I do recall just how the film was originally received and it didn’t exactly thrill the critics, but it might just be that this film has come into its own in the intervening years. Southland Tales was a commentary on the USA post 9/11 and how the war on terror had developed, but you could say that it’s far more representative of the United States today; certainly Arrow Video are stating as much in their promotion of the Blu-ray. Indeed a United States split politically down the middle, radicalised to the left and to the right is more recognisable now. Celebrity and politics blending, corruption and violence, racist police, constant surveillance, control of the internet, flamboyant mega-industrialists with world changing inventions; Southland Tales is in many depressing ways so prescient that it’s uncanny.
It’s a film replete with characters and story arcs, all jammed together in a seemingly haphazard fashion or rather two haphazard fashions given the differences between the Theatrical and Cannes versions. There is a whole lot going on here, and it’s pretty hard to hold onto all of its pseudo-complexities. Ultimately, a lot of the narrative feels like padding to give the viewer a journey from A to B, and the actual story is really quite simple. It’s artificially stretching the gap from the puzzle to the dawn of realisation, and that manipulation can feel obvious. It’s also not helped by some really quite bizarre albeit consistent performances from the actors, particularly Dwayne Johnson, and that will ultimately be down to the director and the editing process.

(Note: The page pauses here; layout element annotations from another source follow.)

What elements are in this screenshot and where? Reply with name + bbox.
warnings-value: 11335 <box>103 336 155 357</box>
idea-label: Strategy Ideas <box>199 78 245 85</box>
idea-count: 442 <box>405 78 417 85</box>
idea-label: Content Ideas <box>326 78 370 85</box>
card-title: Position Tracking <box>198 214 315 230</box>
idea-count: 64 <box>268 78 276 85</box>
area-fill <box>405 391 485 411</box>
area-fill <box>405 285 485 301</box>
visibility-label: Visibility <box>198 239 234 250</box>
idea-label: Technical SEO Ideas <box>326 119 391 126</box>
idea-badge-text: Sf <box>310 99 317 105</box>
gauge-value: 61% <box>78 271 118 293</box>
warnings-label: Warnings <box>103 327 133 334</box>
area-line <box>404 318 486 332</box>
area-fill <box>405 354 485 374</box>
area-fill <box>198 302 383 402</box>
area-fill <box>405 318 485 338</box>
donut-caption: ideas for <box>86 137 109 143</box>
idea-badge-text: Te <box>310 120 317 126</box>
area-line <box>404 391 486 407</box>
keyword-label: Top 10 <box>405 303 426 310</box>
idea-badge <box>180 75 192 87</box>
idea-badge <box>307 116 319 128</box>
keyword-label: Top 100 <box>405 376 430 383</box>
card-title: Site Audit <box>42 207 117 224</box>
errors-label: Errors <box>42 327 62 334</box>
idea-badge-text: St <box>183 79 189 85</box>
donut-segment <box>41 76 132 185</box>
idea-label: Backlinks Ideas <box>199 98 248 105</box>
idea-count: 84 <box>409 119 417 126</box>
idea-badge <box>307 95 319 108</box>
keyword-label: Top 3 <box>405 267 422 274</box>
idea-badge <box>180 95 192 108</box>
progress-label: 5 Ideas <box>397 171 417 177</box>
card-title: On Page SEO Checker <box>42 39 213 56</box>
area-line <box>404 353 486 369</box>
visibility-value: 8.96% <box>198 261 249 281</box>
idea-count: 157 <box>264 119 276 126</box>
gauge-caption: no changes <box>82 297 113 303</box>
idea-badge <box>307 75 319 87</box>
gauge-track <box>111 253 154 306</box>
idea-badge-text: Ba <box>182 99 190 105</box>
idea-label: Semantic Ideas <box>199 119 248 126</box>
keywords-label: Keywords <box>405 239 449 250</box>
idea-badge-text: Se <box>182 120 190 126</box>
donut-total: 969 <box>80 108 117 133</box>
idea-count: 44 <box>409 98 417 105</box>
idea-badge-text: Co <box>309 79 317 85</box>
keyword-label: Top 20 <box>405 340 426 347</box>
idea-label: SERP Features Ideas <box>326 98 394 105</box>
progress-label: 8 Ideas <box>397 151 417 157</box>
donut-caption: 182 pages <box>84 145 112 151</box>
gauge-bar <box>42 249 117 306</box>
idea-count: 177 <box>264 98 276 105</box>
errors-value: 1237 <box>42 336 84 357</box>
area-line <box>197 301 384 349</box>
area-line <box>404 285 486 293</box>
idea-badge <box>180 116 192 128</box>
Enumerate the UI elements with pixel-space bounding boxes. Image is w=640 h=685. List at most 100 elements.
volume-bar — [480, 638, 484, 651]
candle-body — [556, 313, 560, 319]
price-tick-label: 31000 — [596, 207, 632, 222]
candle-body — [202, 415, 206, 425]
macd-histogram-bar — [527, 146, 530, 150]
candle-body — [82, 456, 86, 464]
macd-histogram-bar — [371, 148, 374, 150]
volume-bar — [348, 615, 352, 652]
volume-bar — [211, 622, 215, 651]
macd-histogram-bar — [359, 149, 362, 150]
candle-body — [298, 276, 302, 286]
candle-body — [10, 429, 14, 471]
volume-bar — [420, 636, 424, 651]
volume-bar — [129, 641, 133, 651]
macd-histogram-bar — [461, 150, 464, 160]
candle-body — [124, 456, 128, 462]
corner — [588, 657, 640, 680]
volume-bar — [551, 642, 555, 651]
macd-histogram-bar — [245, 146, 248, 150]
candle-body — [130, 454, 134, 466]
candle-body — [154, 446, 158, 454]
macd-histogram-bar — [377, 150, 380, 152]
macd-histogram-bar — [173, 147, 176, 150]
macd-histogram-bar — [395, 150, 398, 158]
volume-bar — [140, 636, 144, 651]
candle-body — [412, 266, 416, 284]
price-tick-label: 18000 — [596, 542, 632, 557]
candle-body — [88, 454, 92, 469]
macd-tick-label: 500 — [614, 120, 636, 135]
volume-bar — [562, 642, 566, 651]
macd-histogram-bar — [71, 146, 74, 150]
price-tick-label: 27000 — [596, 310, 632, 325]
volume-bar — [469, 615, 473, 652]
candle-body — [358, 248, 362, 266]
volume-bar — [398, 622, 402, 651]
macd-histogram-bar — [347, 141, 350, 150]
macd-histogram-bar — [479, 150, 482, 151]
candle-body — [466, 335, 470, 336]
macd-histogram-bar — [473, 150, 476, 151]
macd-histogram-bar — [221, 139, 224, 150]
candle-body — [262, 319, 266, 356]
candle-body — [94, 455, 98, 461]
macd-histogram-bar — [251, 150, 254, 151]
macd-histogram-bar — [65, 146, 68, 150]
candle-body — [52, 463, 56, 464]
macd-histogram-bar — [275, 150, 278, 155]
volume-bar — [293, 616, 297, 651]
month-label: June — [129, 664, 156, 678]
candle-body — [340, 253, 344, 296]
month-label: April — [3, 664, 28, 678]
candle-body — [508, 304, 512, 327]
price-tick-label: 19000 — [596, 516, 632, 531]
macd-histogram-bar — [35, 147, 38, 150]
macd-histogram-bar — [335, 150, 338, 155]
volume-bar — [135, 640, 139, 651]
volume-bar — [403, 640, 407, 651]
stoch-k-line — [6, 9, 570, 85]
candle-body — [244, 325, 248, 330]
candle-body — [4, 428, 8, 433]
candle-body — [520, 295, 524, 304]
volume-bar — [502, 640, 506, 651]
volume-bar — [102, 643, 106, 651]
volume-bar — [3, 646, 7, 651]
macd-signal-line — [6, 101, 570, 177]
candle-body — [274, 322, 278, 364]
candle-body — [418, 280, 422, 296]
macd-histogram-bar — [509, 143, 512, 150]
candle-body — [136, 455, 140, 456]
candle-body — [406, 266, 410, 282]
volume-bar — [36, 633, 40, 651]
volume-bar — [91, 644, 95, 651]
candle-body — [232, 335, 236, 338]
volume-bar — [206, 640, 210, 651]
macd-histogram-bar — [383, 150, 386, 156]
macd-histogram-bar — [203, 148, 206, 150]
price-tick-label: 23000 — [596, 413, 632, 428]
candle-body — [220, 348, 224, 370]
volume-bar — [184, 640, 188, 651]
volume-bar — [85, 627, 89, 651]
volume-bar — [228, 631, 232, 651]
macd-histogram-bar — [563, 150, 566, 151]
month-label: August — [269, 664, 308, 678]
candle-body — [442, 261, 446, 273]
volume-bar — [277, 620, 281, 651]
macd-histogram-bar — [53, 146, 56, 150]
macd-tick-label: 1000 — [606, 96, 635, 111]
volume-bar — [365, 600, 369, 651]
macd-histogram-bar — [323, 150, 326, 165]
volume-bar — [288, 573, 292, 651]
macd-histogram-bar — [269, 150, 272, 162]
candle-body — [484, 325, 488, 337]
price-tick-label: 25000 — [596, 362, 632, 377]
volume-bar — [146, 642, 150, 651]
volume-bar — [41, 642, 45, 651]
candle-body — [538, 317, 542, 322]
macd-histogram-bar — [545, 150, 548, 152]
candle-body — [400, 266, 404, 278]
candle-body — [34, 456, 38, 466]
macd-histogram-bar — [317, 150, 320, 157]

Southland Tales is a mess of a film, which makes it all the more apropos to the current US political situation. The last 4 years in the US has been a weird and incoherent mess of a history, with a cast of bizarre characters and a series of daft events. Quite frankly if you look at Trump’s four years in power, you’d have to say that if they were a movie, no one would believe it. Enter Southland Tales, a movie so off kilter that I just can’t believe it, and quite frankly when it comes to escapist entertainment, I don’t want to watch anything that reminds me of the bizarre reality in which we now live.
Arrow Video’s presentation of the film is top-notch, with great image and audio quality, and a nice selection of extras too. It’s a shame that the prequel comics aren’t included although the first Blu-ray release is still available and the comics are on there, although finding the books in print right now isn’t easy. It is definitely a Marmite movie though... and I don’t like Marmite!